My Journey from Pro-Choice to Pro-Life
[Today’s guest author is anonymous.]
1972 – Prior to Roe v Wade I marched to the Minnesota State Capitol with other young women from my high school with a sign reading “Keep the State Out of My Vagina!” A 15-year-old friend had a legal abortion arranged in New York by her family. If I had gotten pregnant in my teen years, I’m sure I would have found a way to have an abortion.
When I was 20, I had a friend/roommate who worked at an abortion clinic as a medical assistant. Her work included the task of measuring the feet of the products of 1st-trimester abortions, which helped to assign a gestational age. I thought that abortion involved suctioning a clump of cells, not an organism with measurable feet. My friend didn’t seem bothered by the work she did, and even joked about it in a macabre, gallows humor way. This was a turning point for me. I began to look at the abortion issue not just from a woman’s bodily autonomy perspective, but with consideration for what was being aborted.
This eventually led me to the library (pre-internet) on a mission to study biology, medicine and law: I sought documentation on embryology, pregnancy, the practice of abortion and the legal justification that was now the law of the land as a result of Roe v. Wade. I concluded that abortion intentionally ends the life of an innocent living human being whose protected rights should logically equal those of a newborn.
Once I knew that a baby is a baby from the earliest stages, I couldn’t un-know it. I couldn’t identify a point in pregnancy when it was not true one day and true the next, or true for a wanted pregnancy but not for an unwanted one. (With time and ultrasound technology, the evidence only became clearer.) As a feminist, I struggled to reconcile this knowledge with a woman’s right to control her body and define her future, but could not dismiss the fact that a human life was sacrificed with every abortion choice.
During my early 20s, 1975-79, abortion was common among my peers. I saw women experience a range of reactions including relief, sadness and grief. Typically the men who planted the pregnancies avoided a lifetime of responsibility with the easy availability and social acceptance of a $300 abortion. Some of the women celebrated their abortions almost as a rite of passage and some men felt bereft and helpless, without a voice in the abortion decision.

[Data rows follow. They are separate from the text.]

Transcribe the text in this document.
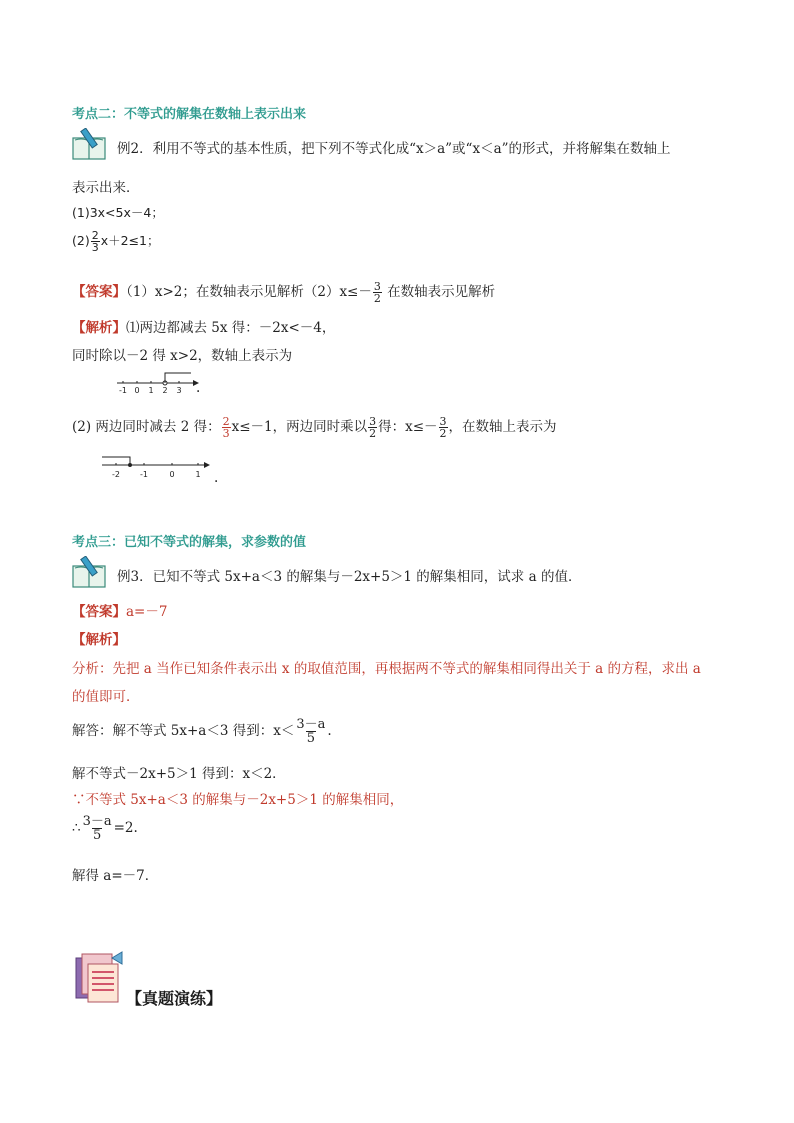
考点二：不等式的解集在数轴上表示出来
例2．利用不等式的基本性质，把下列不等式化成“x＞a”或“x＜a”的形式，并将解集在数轴上
表示出来．
(1)3x<5x－4；
$(2) \frac{2}{3} x+2\le 1$；
【答案】（1）x>2；在数轴表示见解析$(2)x\le- \frac{3}{2}$ 在数轴表示见解析
【解析】⑴两边都减去 5x 得：－2x<－4，
同时除以－2 得 x>2，数轴上表示为
-1 0 1 2 3 .
(2) 两边同时减去 2 得： $\frac{2}{3} x\le-1$，两边同时乘以 $\frac{3}{2}$ 得：$x\le- \frac{3}{2}$ ，在数轴上表示为
-2	-1	0	1 .
考点三：已知不等式的解集，求参数的值
例3．已知不等式 5x+a＜3 的解集与－2x+5＞1 的解集相同，试求 a 的值．
【答案】a=－7
【解析】
分析：先把 a 当作已知条件表示出 x 的取值范围，再根据两不等式的解集相同得出关于 a 的方程，求出 a
的值即可．
解答：解不等式 5x+a＜3 得到：$x< \frac{3-a}{5}$ .
解不等式－2x+5＞1 得到：x＜2．
∵不等式 5x+a＜3 的解集与－2x+5＞1 的解集相同，
∴ $\frac{3-a}{5} =2$.
解得 a=－7．
【真题演练】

At age 23, single, working part-time, living with roommates, drinking and smoking, I learned I was pregnant. There was an obvious path to take. The nurse who announced the positive test result asked glumly, “What are you going to do?” My friends offered to accompany me to the abortion clinic. My boyfriend of 8 months said, “You don’t have to have it.” I was scared and distraught. I didn’t tell my family. No one in my circle offered support for the choice to have the baby, but that’s what I knew I would do, alone if necessary, despite the challenges.
As often happens, the unwelcome fetus at 2 months became a very wanted and loved baby by the end of 9 months, and forever after. Abortion for me would have been a permanent solution to a temporary problem. I learned that love can find a way.
It’s possible that my life would have been easier, better, more comfortable or successful if I had chosen abortion in 1979. Or maybe my life would have taken a nosedive. There’s no way to know. I do know that the unique, clever, compassionate, smart and charming person who is my oldest son would not have existed in this world.
I have great empathy for women with unplanned and unwanted pregnancies. There are difficult circumstances that present real problems and love is not always enough.
I believe women deserve better options. They deserve admiration and support for the miraculous and difficult job of growing a person. They deserve the same educational and workplace opportunities as non-pregnant people. They deserve free medical care, generous paid family leave policies, quality child care options and government support.
I don’t judge women who have made an abortion decision, and I don’t want women criminalized. Too many have been pressured or coerced into ending their pregnancies by circumstances, partners or a lack of meaningful resources.
In a perfect world, unplanned pregnancies would be prevented, men would step up to take responsibility, mothers would have what they need and we would love both women and babies before and after birth.
Unfortunately, it’s an imperfect world, and I know that I won’t see a consensus on abortion in my lifetime. I accept that, and only hope to have my perspective understood by people I care about.